The National Organization for Women in 2002 called the company "a Merchant of Shame", accusing them of sex discrimination in their pay scales and promotions and for violating child labor laws and the Americans with Disabilities Act.
States such as Texas and Washington have penalized the company for abuses such as underpaying and unfairly firing workers. Class-action lawsuits were recently filed in 23 states over Wal-Mart's bullying people into working overtime without pay. Other people have sued over the company refusing to pay medical bills for on-the-job injuries.
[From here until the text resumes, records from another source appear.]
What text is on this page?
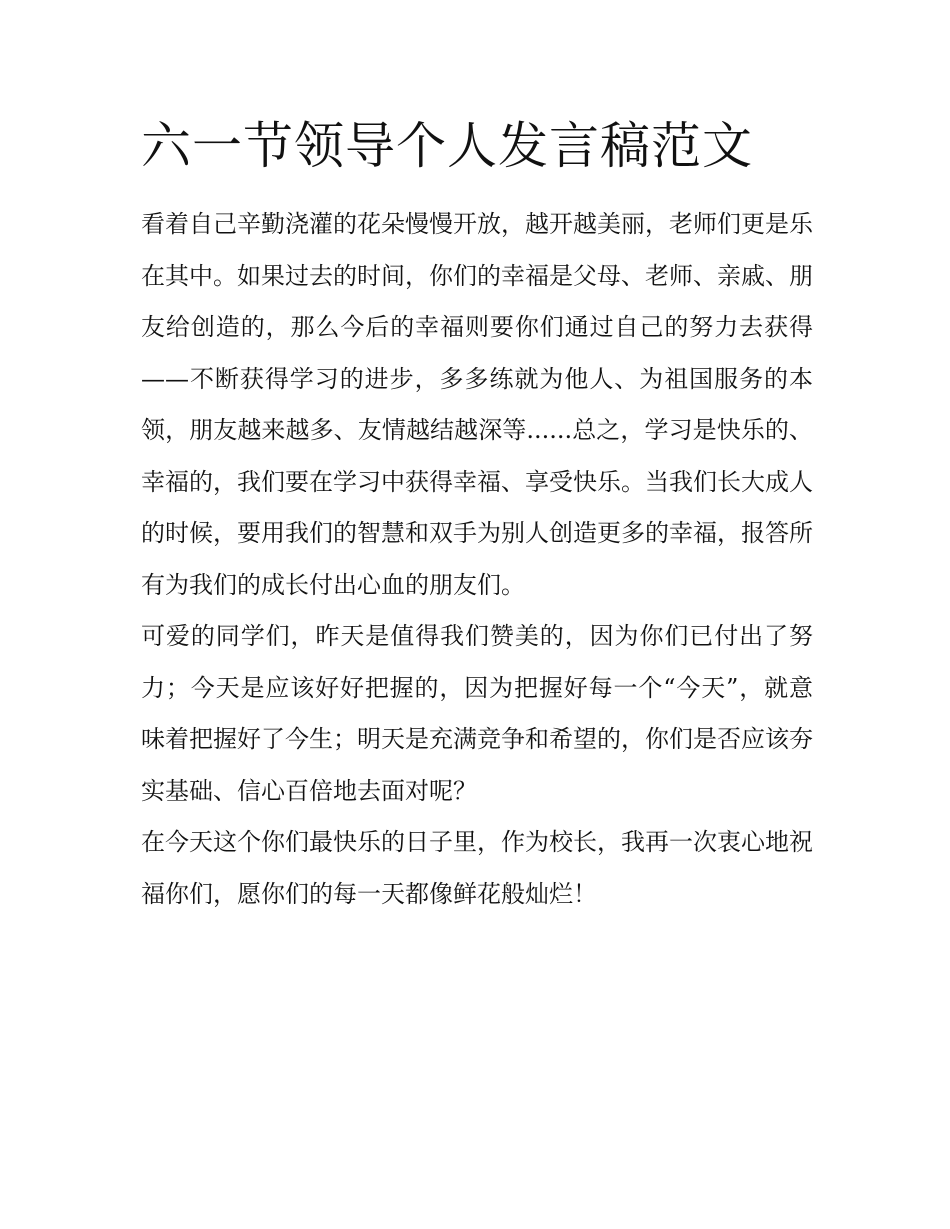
六一节领导个人发言稿范文

看着自己辛勤浇灌的花朵慢慢开放，越开越美丽，老师们更是乐在其中。如果过去的时间，你们的幸福是父母、老师、亲戚、朋友给创造的，那么今后的幸福则要你们通过自己的努力去获得——不断获得学习的进步，多多练就为他人、为祖国服务的本领，朋友越来越多、友情越结越深等......总之，学习是快乐的、幸福的，我们要在学习中获得幸福、享受快乐。当我们长大成人的时候，要用我们的智慧和双手为别人创造更多的幸福，报答所有为我们的成长付出心血的朋友们。

可爱的同学们，昨天是值得我们赞美的，因为你们已付出了努力；今天是应该好好把握的，因为把握好每一个“今天”，就意味着把握好了今生；明天是充满竞争和希望的，你们是否应该夯实基础、信心百倍地去面对呢？

在今天这个你们最快乐的日子里，作为校长，我再一次衷心地祝福你们，愿你们的每一天都像鲜花般灿烂！
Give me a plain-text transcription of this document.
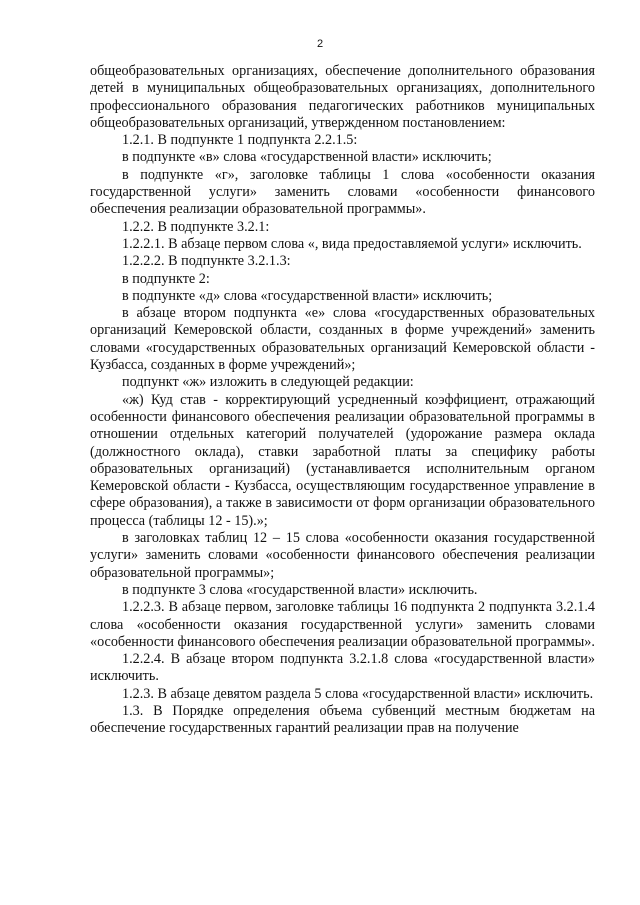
2

общеобразовательных организациях, обеспечение дополнительного образования детей в муниципальных общеобразовательных организациях, дополнительного профессионального образования педагогических работников муниципальных общеобразовательных организаций, утвержденном постановлением:

1.2.1. В подпункте 1 подпункта 2.2.1.5:

в подпункте «в» слова «государственной власти» исключить;

в подпункте «г», заголовке таблицы 1 слова «особенности оказания государственной услуги» заменить словами «особенности финансового обеспечения реализации образовательной программы».

1.2.2. В подпункте 3.2.1:

1.2.2.1. В абзаце первом слова «, вида предоставляемой услуги» исключить.

1.2.2.2. В подпункте 3.2.1.3:

в подпункте 2:

в подпункте «д» слова «государственной власти» исключить;

в абзаце втором подпункта «е» слова «государственных образовательных организаций Кемеровской области, созданных в форме учреждений» заменить словами «государственных образовательных организаций Кемеровской области - Кузбасса, созданных в форме учреждений»;

подпункт «ж» изложить в следующей редакции:

«ж) Куд став - корректирующий усредненный коэффициент, отражающий особенности финансового обеспечения реализации образовательной программы в отношении отдельных категорий получателей (удорожание размера оклада (должностного оклада), ставки заработной платы за специфику работы образовательных организаций) (устанавливается исполнительным органом Кемеровской области - Кузбасса, осуществляющим государственное управление в сфере образования), а также в зависимости от форм организации образовательного процесса (таблицы 12 - 15).»;

в заголовках таблиц 12 – 15 слова «особенности оказания государственной услуги» заменить словами «особенности финансового обеспечения реализации образовательной программы»;

в подпункте 3 слова «государственной власти» исключить.

1.2.2.3. В абзаце первом, заголовке таблицы 16 подпункта 2 подпункта 3.2.1.4 слова «особенности оказания государственной услуги» заменить словами «особенности финансового обеспечения реализации образовательной программы».

1.2.2.4. В абзаце втором подпункта 3.2.1.8 слова «государственной власти» исключить.

1.2.3. В абзаце девятом раздела 5 слова «государственной власти» исключить.

1.3. В Порядке определения объема субвенций местным бюджетам на обеспечение государственных гарантий реализации прав на получение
If you're considering shopping at Wal-Mart, be wary of their layaway plan. Turns out that they consider an item to have been purchased the day you make your first down payment, not the day you take your brand-new item home from the store.
Why is this a problem? Say you've had an expensive TV on layaway for six months. You take it home, and the next day the picture tube goes out. You take it back to the store, and try to exchange it. They won't take it back; according to store policy, the TV you took home the day before is 6 months old and no longer subject to their return policy.
In most cases your warranty is still intact, of course, but you're then facing a much longer turnaround time and possibly expensive shipping charges.